Obama: vacaciones «high cost»

Victoria Toro NUEVA YORK

INTERNACIONAL

Los 4 millones de dólares que se gasta en Hawái levantan ampollas

30 dic 2013 . Actualizado a las 07:00 h.

«Volver a casa por Navidad» a algunos les sale por un pico. Pero seguro que a nadie le cuesta más que a Barack Obama, el presidente estadounidense. Este año, como los anteriores, Obama y su familia están pasando las vacaciones navideñas en Hawái, el estado insular en el que él creció.

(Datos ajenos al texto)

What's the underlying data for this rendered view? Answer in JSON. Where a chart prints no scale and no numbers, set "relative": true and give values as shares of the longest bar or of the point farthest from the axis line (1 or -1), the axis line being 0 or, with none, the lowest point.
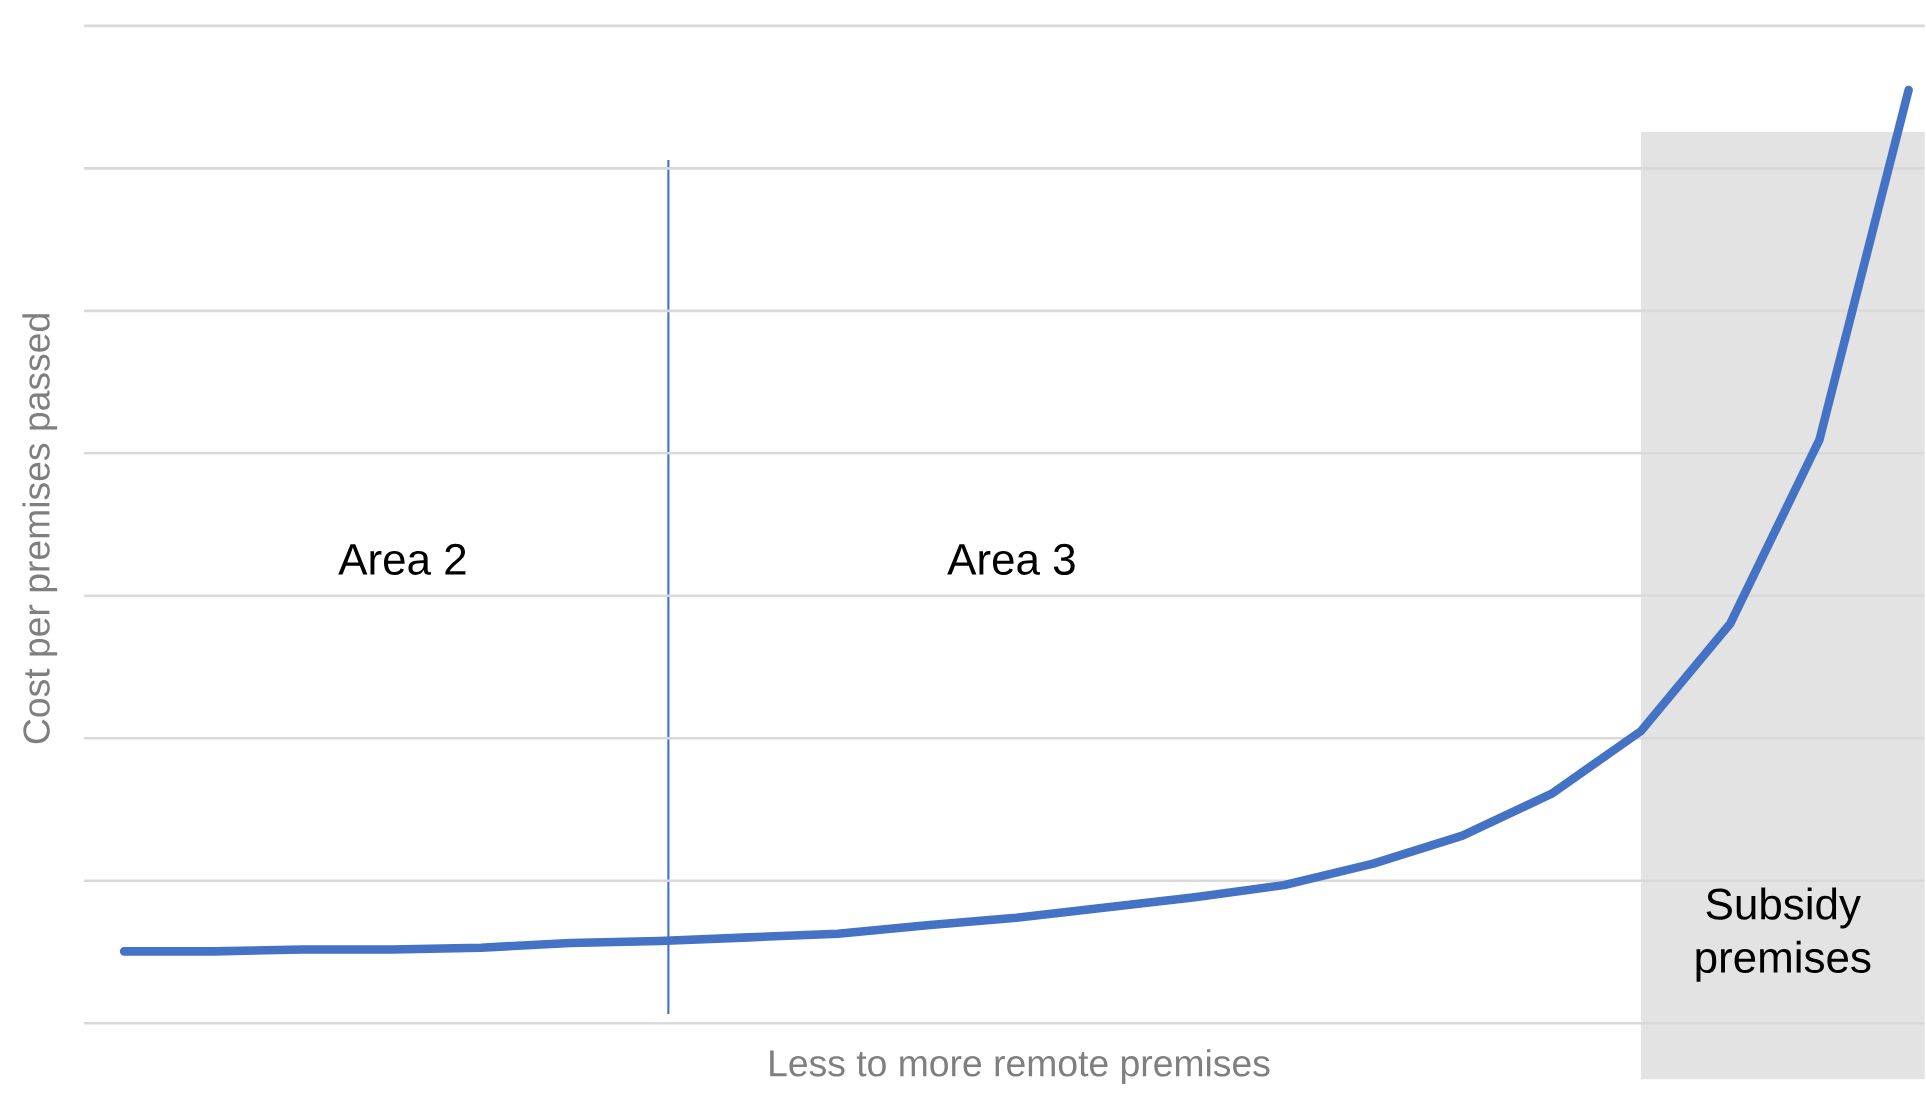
{
  "chart_data": {
    "type": "line",
    "relative": true,
    "xlabel": "Less to more remote premises",
    "ylabel": "Cost per premises passed",
    "categories": [
      null,
      null,
      null,
      null,
      null,
      null,
      null,
      null,
      null,
      null,
      null,
      null,
      null,
      null,
      null,
      null,
      null,
      null,
      null,
      null,
      null
    ],
    "values": [
      0.077,
      0.077,
      0.079,
      0.079,
      0.081,
      0.086,
      0.088,
      0.092,
      0.096,
      0.105,
      0.113,
      0.124,
      0.135,
      0.148,
      0.171,
      0.201,
      0.246,
      0.313,
      0.428,
      0.625,
      1
    ],
    "color": "#4472c4",
    "grid": "y",
    "annotations": [
      "Area 2",
      "Area 3",
      "Subsidy premises"
    ]
  }
}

Pero esta vez los medios de comunicación de su país se han puesto a echar cuentas de lo que les supone a los contribuyentes estadounidenses la escapada vacacional de su presidente y la suma ha sorprendido a la mayoría y enfadado a unos cuantos: cuatro millones de dólares.

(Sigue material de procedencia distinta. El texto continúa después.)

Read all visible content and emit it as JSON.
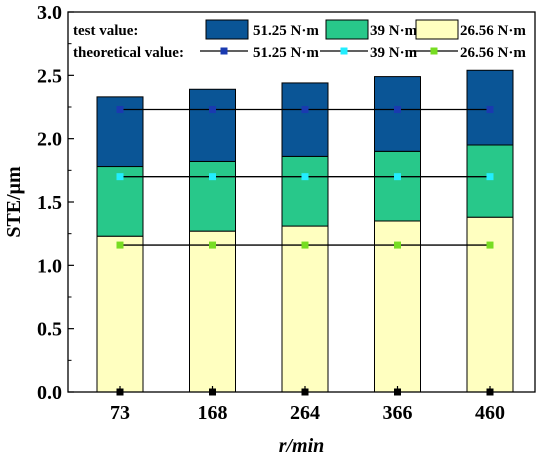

Los Obama alquilan una lujosa mansión en una playa exclusiva en la isla de Ohau, la más poblada de las de Hawái y en la que está la ciudad de Honolulú. Esa casa les cuesta 25.000 dólares a la semana, por lo que la factura total por los diecisiete días que la primera familia estadounidense pasará en el Pacífico será de casi 61.000 dólares. Aunque esa factura la pagan los Obama y los amigos que viajan con ellos en estas fechas.

Lo que sí se carga a las arcas del Estado es todo lo demás: los vuelos del Air Force One y los otros aviones necesarios para transportar los vehículos que acompañan al presidente, sus asesores y los escoltas y el alojamiento de todo ese personal. Lo más caro de todo son los vuelos del avión presidencial. Cada hora de vuelo del Air Force One sale por casi 180.000 dólares, por lo que las 19 horas de los viajes de ida y vuelta ascienden a más de tres millones de dólares. Claro que lo de este año no es nada comparado con lo del 2012. El año pasado, Obama tuvo que volar a Washington en medio de sus vacaciones para intentar frenar el desacuerdo entre republicanos y demócratas sobre el presupuesto, así que la factura ascendió a más de seis millones de dólares.

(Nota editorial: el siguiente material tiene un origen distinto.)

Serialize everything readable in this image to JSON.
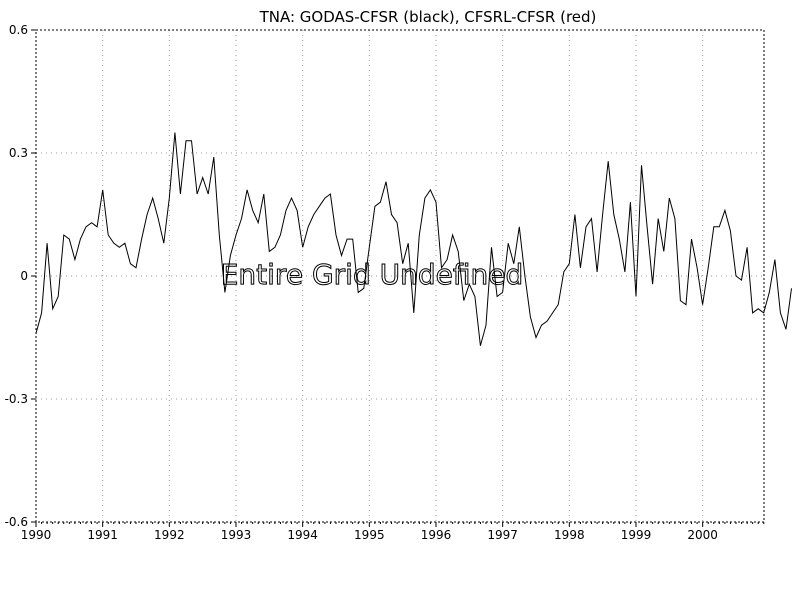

A eso hay que sumar los vuelos en los que se transportan las limusinas y los otros vehículos de escolta. Y es que cada vez que Obama sale ya sea a visitar una base militar, a jugar una partida sobre el campo de golf o a tomar un simple helado, le acompañan veintidós vehículos que han debido ser trasladados expresamente desde el continente a la isla. Y también hay que sumar los gastos del personal que le acompaña. Por motivos de seguridad se desconoce el número total del personal desplazado a Hawái, pero sí se sabe que algunos asesores e incluso el cocinero de la Casa Blanca, Sam Kaas, están entre ellos. Este personal de alto nivel se aloja en varios lujosos hoteles de la playa de Waikiki, cuyas habitaciones rondan los 650 dólares por noche y que hacen que la factura por este concepto sobrepase los 100.000 dólares. Un buen extra.

Alquileres de todo tipo

La Casa Blanca alquila además viviendas completas y habitaciones para el personal de seguridad. Y al alquiler hay que sumarle las reformas necesarias: instalación de equipos de comunicación y cristales blindados, que con anterioridad, hacen en esas casas. Todo eso junto al alquiler de vehículos en la propia isla o el acondicionamiento de ambulancias por si fueran necesarias es lo que suma la factura de más de cuatro millones de dólares.

Cuatro millones que le permiten a Barack Obama tener unos días de «sueño y sol», tal y como él mismo describió sus vacaciones en la última rueda de prensa que ofreció en la Casa Blanca y en la que prometió que esas jornadas de descanso le darían nuevas ideas para seguir gobernando el año próximo.